Analog zur KMU-Prämie gibt es nächstes Jahr auch ein Investitionsprogramm für Gemeinden – die Regierung fördert Projekte mit bis zu zwei Mio. Euro und maximal 25 Prozent der Kosten. Bundeskanzler Christian Kern (SPÖ) schätzt, dass dies rund 100 Gemeinden nützen werden und davon vor allem lokale Firmen profitieren.

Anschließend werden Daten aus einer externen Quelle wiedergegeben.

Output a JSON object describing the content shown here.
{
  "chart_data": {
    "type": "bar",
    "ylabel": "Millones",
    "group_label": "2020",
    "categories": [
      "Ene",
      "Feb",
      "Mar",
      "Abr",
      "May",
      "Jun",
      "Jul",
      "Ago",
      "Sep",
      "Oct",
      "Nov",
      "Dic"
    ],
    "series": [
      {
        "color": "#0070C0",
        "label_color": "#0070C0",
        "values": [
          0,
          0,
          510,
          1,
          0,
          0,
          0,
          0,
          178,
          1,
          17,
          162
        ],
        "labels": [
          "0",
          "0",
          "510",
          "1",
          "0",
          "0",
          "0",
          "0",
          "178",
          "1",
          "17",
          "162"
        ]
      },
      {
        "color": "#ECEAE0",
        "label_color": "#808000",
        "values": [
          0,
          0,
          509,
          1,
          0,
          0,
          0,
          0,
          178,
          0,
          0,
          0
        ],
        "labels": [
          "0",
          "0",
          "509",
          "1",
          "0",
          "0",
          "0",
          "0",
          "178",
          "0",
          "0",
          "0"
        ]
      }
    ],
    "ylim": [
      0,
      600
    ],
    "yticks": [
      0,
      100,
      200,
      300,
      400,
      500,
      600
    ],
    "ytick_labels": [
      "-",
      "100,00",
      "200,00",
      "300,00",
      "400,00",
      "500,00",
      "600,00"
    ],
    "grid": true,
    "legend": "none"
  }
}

Neuer Fonds nach Juncker-Vorbild

Das laut Kern insgesamt rund 400 Mio. Euro schwere Paket umfasst weiters eine Ausbildungsgarantie bis 25, eine Ausweitung der Rot-Weiß-Rot-Card, eine neue Möglichkeit für Mitarbeiterkapitalbeteiligungen sowie eine Mittelstandsfinanzierungsgesellschaft unter Bankenbeteiligung. Dieses neue Finanzierungsvehikel für öffentlich-private Partnerschaften (Public-private-Partnership, PPP) bezeichnete Kern als „eine Art Juncker-Fonds auf Österreichisch“.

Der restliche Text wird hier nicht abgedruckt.